I = np.array([[1,0], [0,1]]) #: Pauli-X matrix
X = np.array([[0, 1], [1, 0]]) #: Pauli-X matrix
Y = np.array([[0, -1j], [1j, 0]]) #: Pauli-Y matrix
Z = np.array([[1, 0], [0, -1]]) #: Pauli-Z matrix

# pennylane.plugins.default_qubit implementation
def Rot_pennylane(theta):
    return expm(-1j * theta/2 * X)
# implementation with Euler's formula
def Rot_euler(theta):
    return np.cos(theta/2) * I + 1j * np.sin(-theta/2) * X

# assert wheter or not these methods return the same matrices for all angles of theta
close = []
for x in np.linspace(0,2 * np.pi, 100):
    close.append(np.all(np.isclose(Rot_pennylane(x), Rot_euler(x))))
print("Are the methods equivalent? {}".format(all(close)))

deltat_pl = []
deltat_euler = []
num_its = int(10 ** 3)
# gather statistics for average runtime for PennyLane implemenation
for i in range(num_its):
    start = time.time()
    _ = Rot_pennylane(4 * np.pi * np.random.rand() - 2 * np.pi)
    end = time.time()
    deltat_pl.append(end - start)

# gather statistics for average runtime for Euler implemenation
for i in range(num_its):
    start = time.time()
    _ = Rot_euler(4 * np.pi * np.random.rand() - 2 * np.pi)
    end = time.time()
    deltat_euler.append(end - start)
    
# print statistics
print("Pennylane average: t = {:.2E} sec".format(np.mean(deltat_pl)))
print("Euler average: t = {:.2E} sec".format(np.mean(deltat_euler)))
print("Speedup factor: n = {:1.2f}x".format(np.mean(deltat_pl) / np.mean(deltat_euler)))

# plot runtime distributions
fig, ax = plt.subplots(1,1)
ax.hist(deltat_pl, label='PennyLane = $\mu=${:.2E}'.format(np.mean(deltat_pl)))
ax.hist(deltat_euler, label='Euler = $\mu=${:.2E}'.format(np.mean(deltat_euler)))
plt.legend()
ax.set_yscale('log')
ax.set_xscale('log')
ax.set_xlabel('$\log_{10}$(time) (s)')
ax.set_ylabel('$\log_{10}$(N)')
ax.set_title('Performance comparison of matrix exponentiation')
plt.show()

Which shows a >30x speedup.

Are the methods equivalent?
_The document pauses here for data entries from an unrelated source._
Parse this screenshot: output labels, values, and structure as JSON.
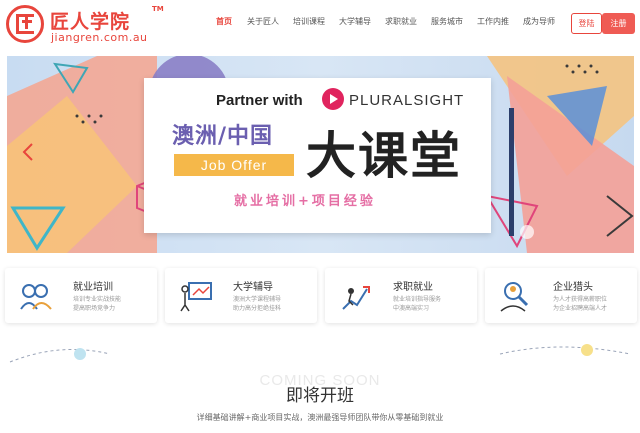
{
  "brand": {
    "title": "匠人学院",
    "tm": "TM",
    "domain": "jiangren.com.au",
    "accent": "#e8453c"
  },
  "nav": {
    "items": [
      {
        "label": "首页",
        "active": true
      },
      {
        "label": "关于匠人",
        "active": false
      },
      {
        "label": "培训课程",
        "active": false
      },
      {
        "label": "大学辅导",
        "active": false
      },
      {
        "label": "求职就业",
        "active": false
      },
      {
        "label": "服务城市",
        "active": false
      },
      {
        "label": "工作内推",
        "active": false
      },
      {
        "label": "成为导师",
        "active": false
      }
    ],
    "login_label": "登陆",
    "register_label": "注册"
  },
  "banner": {
    "partner_text": "Partner with",
    "partner_brand": "PLURALSIGHT",
    "title_left": "澳洲/中国",
    "badge": "Job Offer",
    "title_big": "大课堂",
    "subtitle": "就业培训+项目经验",
    "prev_icon": "chevron-left-icon"
  },
  "features": [
    {
      "title": "就业培训",
      "desc": "培训专业实战技能\n提高职场竞争力",
      "icon": "people-icon"
    },
    {
      "title": "大学辅导",
      "desc": "澳洲大学课程辅导\n助力高分拒绝挂科",
      "icon": "presentation-icon"
    },
    {
      "title": "求职就业",
      "desc": "就业培训指导服务\n中澳高端实习",
      "icon": "climbing-icon"
    },
    {
      "title": "企业猎头",
      "desc": "为人才获得高薪职位\n为企业招聘高端人才",
      "icon": "headhunter-icon"
    }
  ],
  "soon": {
    "coming": "COMING SOON",
    "title": "即将开班",
    "desc": "详细基础讲解+商业项目实战，澳洲最强导师团队带你从零基础到就业"
  }
}
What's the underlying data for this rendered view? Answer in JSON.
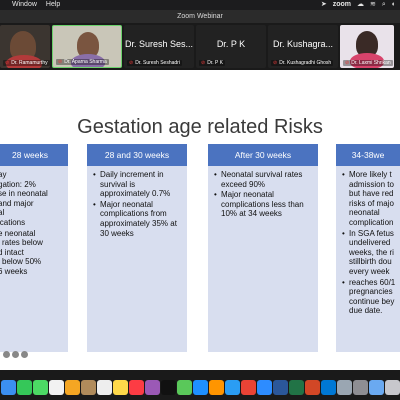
{
  "menubar": {
    "items": [
      "Window",
      "Help"
    ],
    "app_name": "zoom"
  },
  "window": {
    "title": "Zoom Webinar"
  },
  "participants": [
    {
      "name_label": "Dr. Ramamurthy",
      "big_name": ""
    },
    {
      "name_label": "Dr. Aparna Sharma",
      "big_name": ""
    },
    {
      "name_label": "Dr. Suresh Seshadri",
      "big_name": "Dr. Suresh Ses..."
    },
    {
      "name_label": "Dr. P K",
      "big_name": "Dr. P K"
    },
    {
      "name_label": "Dr. Kushagradhi Ghosh",
      "big_name": "Dr. Kushagra..."
    },
    {
      "name_label": "Dr. Laxmi Shrikan",
      "big_name": ""
    }
  ],
  "slide": {
    "title": "Gestation age related Risks",
    "columns": [
      {
        "header": "28 weeks",
        "bullets": [
          "ay\ngation: 2%\nse in neonatal\nand  major\nal\nications",
          "e neonatal\nl rates below\nd intact\nl below 50%\n6 weeks"
        ]
      },
      {
        "header": "28 and 30 weeks",
        "bullets": [
          "Daily increment in survival is approximately 0.7%",
          "Major neonatal complications from approximately 35% at 30 weeks"
        ]
      },
      {
        "header": "After 30 weeks",
        "bullets": [
          "Neonatal survival rates exceed 90%",
          "Major neonatal complications less than 10% at 34 weeks"
        ]
      },
      {
        "header": "34-38we",
        "bullets": [
          "More likely t\nadmission to\nbut have red\nrisks of majo\nneonatal\ncomplication",
          "In SGA fetus\nundelivered\nweeks, the ri\nstillbirth dou\nevery week",
          "reaches 60/1\npregnancies\ncontinue bey\ndue date."
        ]
      }
    ]
  },
  "colors": {
    "header_blue": "#4b73c0",
    "column_fill": "#d8deef",
    "active_speaker_border": "#6bd26b"
  }
}
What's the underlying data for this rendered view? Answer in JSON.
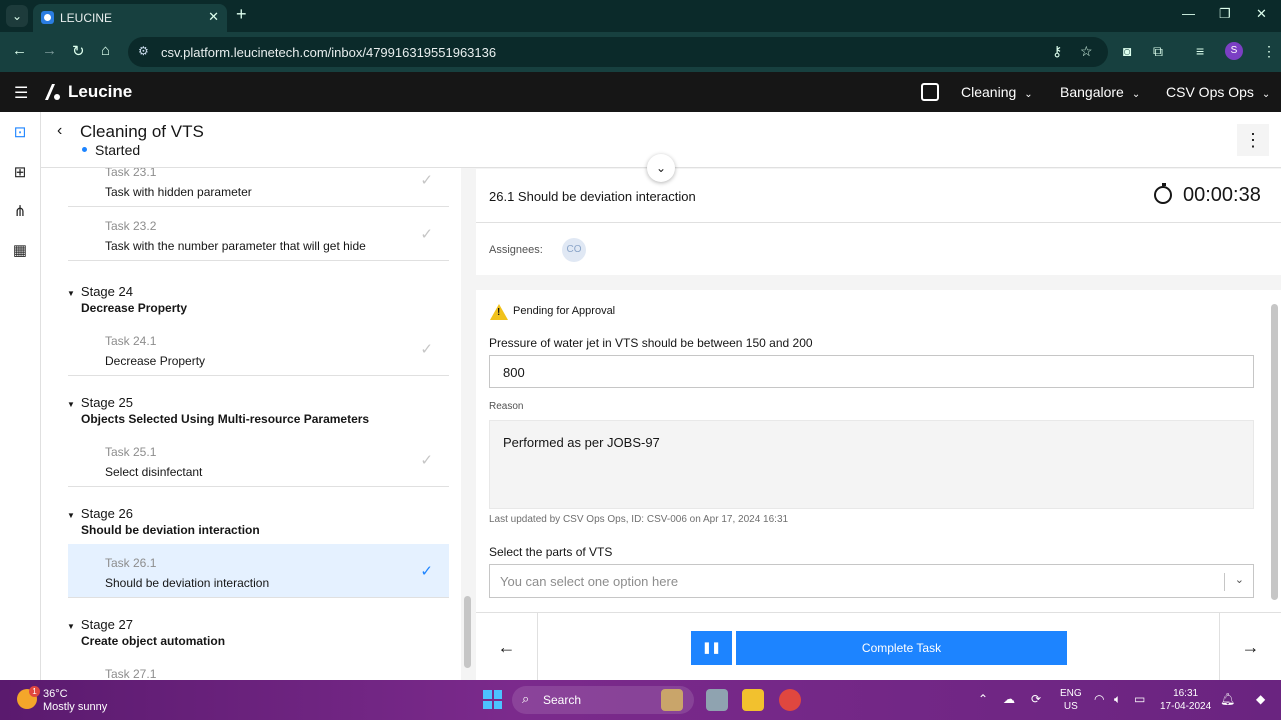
{
  "browser": {
    "tab_title": "LEUCINE",
    "url": "csv.platform.leucinetech.com/inbox/479916319551963136",
    "profile_initial": "S"
  },
  "header": {
    "brand": "Leucine",
    "facility_dropdown": "Cleaning",
    "location_dropdown": "Bangalore",
    "user_dropdown": "CSV Ops Ops"
  },
  "page": {
    "title": "Cleaning of VTS",
    "status": "Started"
  },
  "tasklist": {
    "items": [
      {
        "kind": "task",
        "number": "Task 23.1",
        "name": "Task with hidden parameter",
        "active": false
      },
      {
        "kind": "task",
        "number": "Task 23.2",
        "name": "Task with the number parameter that will get hide",
        "active": false
      },
      {
        "kind": "stage",
        "number": "Stage 24",
        "name": "Decrease Property"
      },
      {
        "kind": "task",
        "number": "Task 24.1",
        "name": "Decrease Property",
        "active": false
      },
      {
        "kind": "stage",
        "number": "Stage 25",
        "name": "Objects Selected Using Multi-resource Parameters"
      },
      {
        "kind": "task",
        "number": "Task 25.1",
        "name": "Select disinfectant",
        "active": false
      },
      {
        "kind": "stage",
        "number": "Stage 26",
        "name": "Should be deviation interaction"
      },
      {
        "kind": "task",
        "number": "Task 26.1",
        "name": "Should be deviation interaction",
        "active": true
      },
      {
        "kind": "stage",
        "number": "Stage 27",
        "name": "Create object automation"
      },
      {
        "kind": "task",
        "number": "Task 27.1",
        "name": "",
        "active": false
      }
    ]
  },
  "task": {
    "title": "26.1 Should be deviation interaction",
    "timer": "00:00:38",
    "assignees_label": "Assignees:",
    "assignee_initials": "CO",
    "pending_text": "Pending for Approval",
    "param_label": "Pressure of water jet in VTS should be between 150 and 200",
    "param_value": "800",
    "reason_label": "Reason",
    "reason_text": "Performed as per JOBS-97",
    "last_updated": "Last updated by CSV Ops Ops, ID: CSV-006 on Apr 17, 2024 16:31",
    "select_label": "Select the parts of VTS",
    "select_placeholder": "You can select one option here",
    "complete_label": "Complete Task"
  },
  "taskbar": {
    "temperature": "36°C",
    "weather": "Mostly sunny",
    "weather_badge": "1",
    "search_label": "Search",
    "lang_line1": "ENG",
    "lang_line2": "US",
    "time": "16:31",
    "date": "17-04-2024"
  },
  "colors": {
    "primary": "#1d84ff",
    "header_bg": "#161616",
    "warning": "#f1c21b",
    "active_task_bg": "#e5f1ff"
  }
}
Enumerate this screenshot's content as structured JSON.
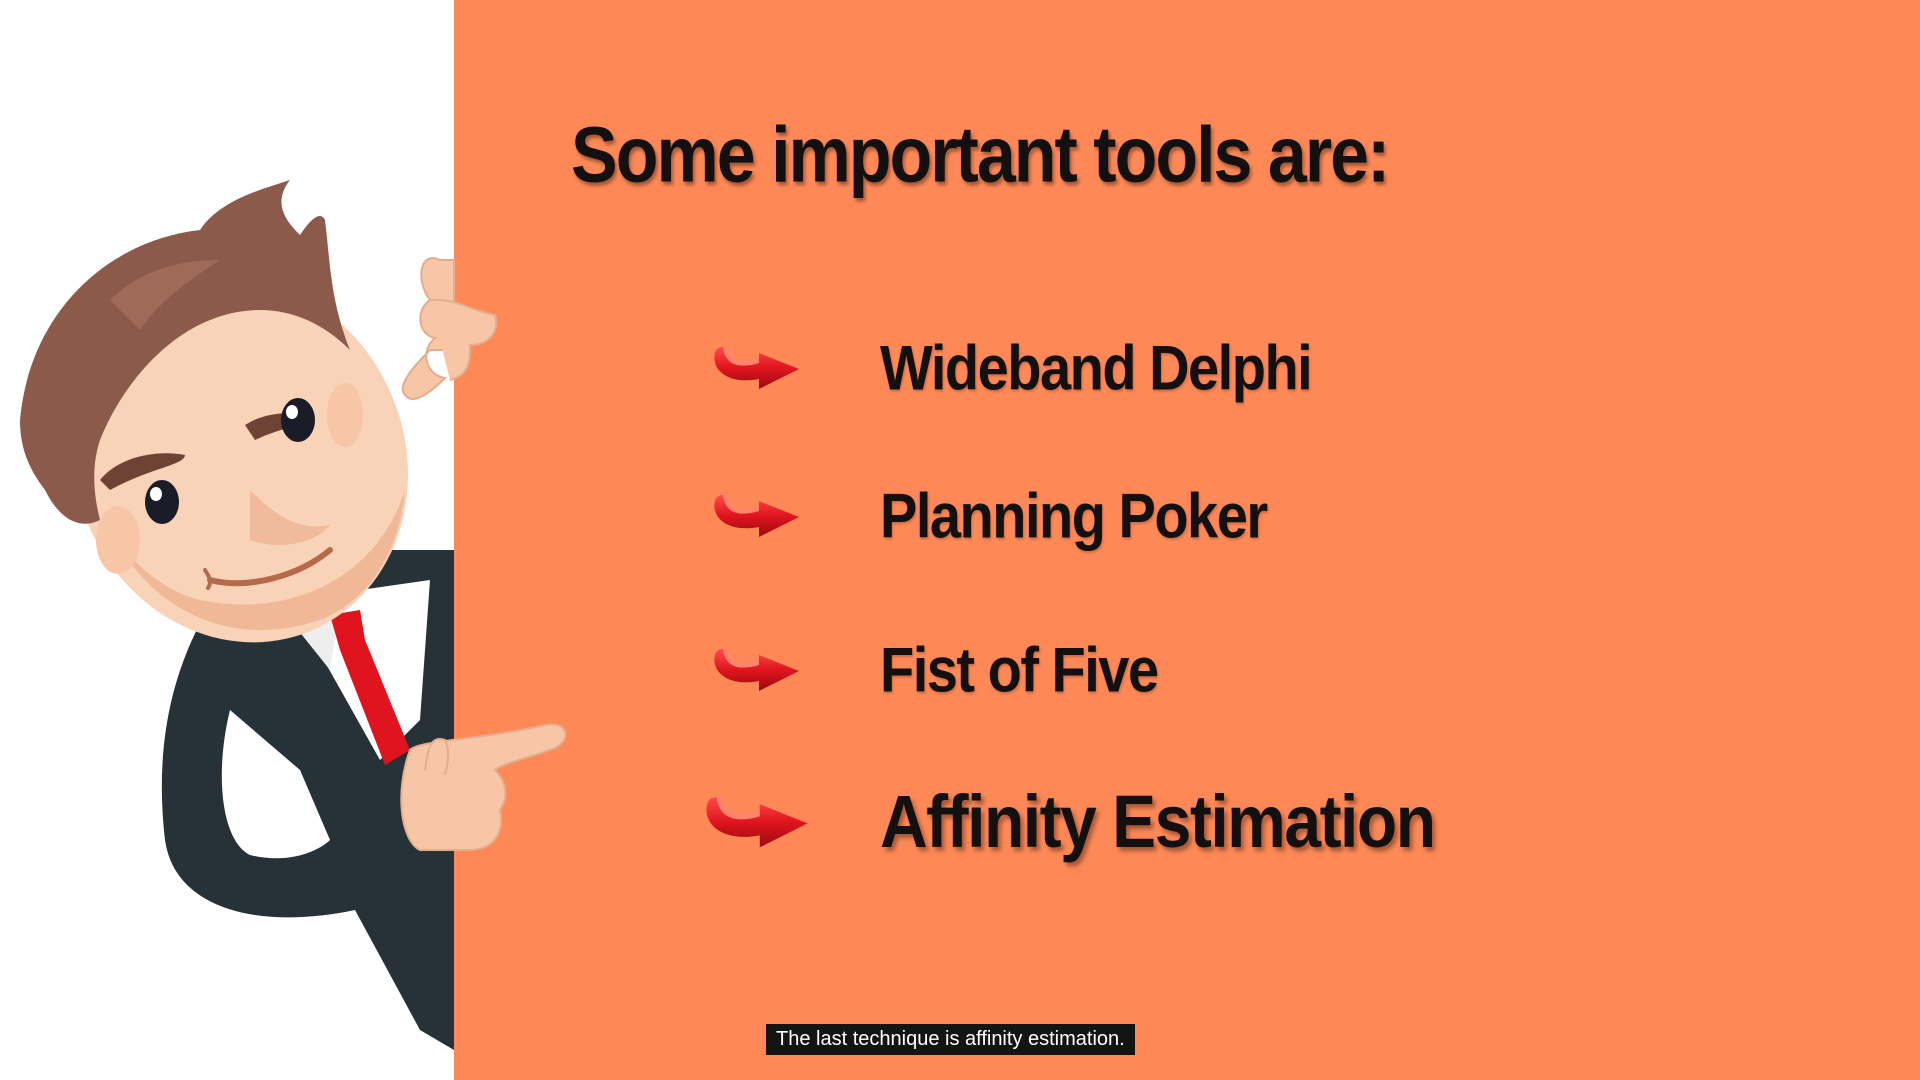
{
  "slide": {
    "title": "Some important tools are:",
    "tools": [
      {
        "label": "Wideband Delphi",
        "icon": "curved-red-arrow-icon"
      },
      {
        "label": "Planning Poker",
        "icon": "curved-red-arrow-icon"
      },
      {
        "label": "Fist of Five",
        "icon": "curved-red-arrow-icon"
      },
      {
        "label": "Affinity Estimation",
        "icon": "curved-red-arrow-icon"
      }
    ],
    "highlighted_item": "Affinity Estimation"
  },
  "illustration": {
    "subject": "cartoon-businessman-pointing-icon"
  },
  "caption": {
    "text": "The last technique is affinity estimation."
  },
  "colors": {
    "panel_background": "#fe8856",
    "left_background": "#ffffff",
    "text": "#141010",
    "arrow_red": "#e0141e",
    "caption_background": "#141414",
    "caption_text": "#ffffff"
  }
}
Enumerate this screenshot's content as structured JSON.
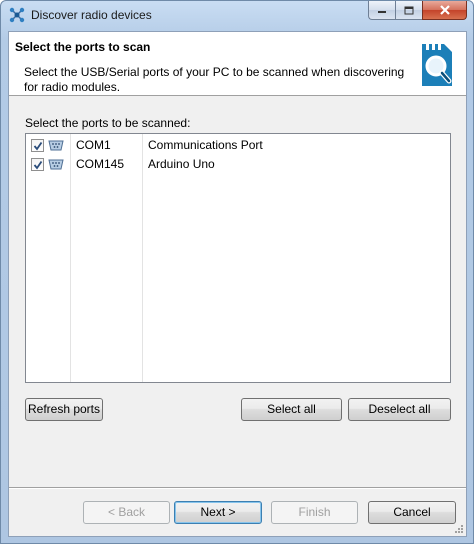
{
  "window": {
    "title": "Discover radio devices"
  },
  "header": {
    "title": "Select the ports to scan",
    "description": "Select the USB/Serial ports of your PC to be scanned when discovering for radio modules."
  },
  "ports": {
    "label": "Select the ports to be scanned:",
    "items": [
      {
        "name": "COM1",
        "description": "Communications Port",
        "checked": true
      },
      {
        "name": "COM145",
        "description": "Arduino Uno",
        "checked": true
      }
    ]
  },
  "buttons": {
    "refresh": "Refresh ports",
    "select_all": "Select all",
    "deselect_all": "Deselect all",
    "back": "< Back",
    "next": "Next >",
    "finish": "Finish",
    "cancel": "Cancel"
  },
  "colors": {
    "title_bar": "#b9d1ea",
    "close_button": "#c7432b",
    "default_button_border": "#3c7fb1",
    "header_icon": "#1c7fb8"
  }
}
True
Pennylane average: t = 2.62E-04 sec
Euler average: t = 8.58E-06 sec
Speedup factor: n = 30.57x

Do you agree with my observations?

Regards,
Roeland


#2

Hi @rooler! That is a great find (and great analysis/benchmarking), thank you for letting us know.

This is definitely something we would like to improve in default.qubit, and we are always happy to accept contributions if you would like to make a pull request to the GitHub repository.

Otherwise, this is a change we will likely make in the GitHub master branch, ready for the next release (0.5) of PennyLane.


#3

If you come across any other performance improvements in default.qubit, please let us know, either by making a post here, creating a GitHub issue, or by submitting a pull request with the fix directly.


#4

Great, I’ll make a pull request for this.

I had some other issues (some of which I solved) when working with the TensorFlow interface that I will post here as well.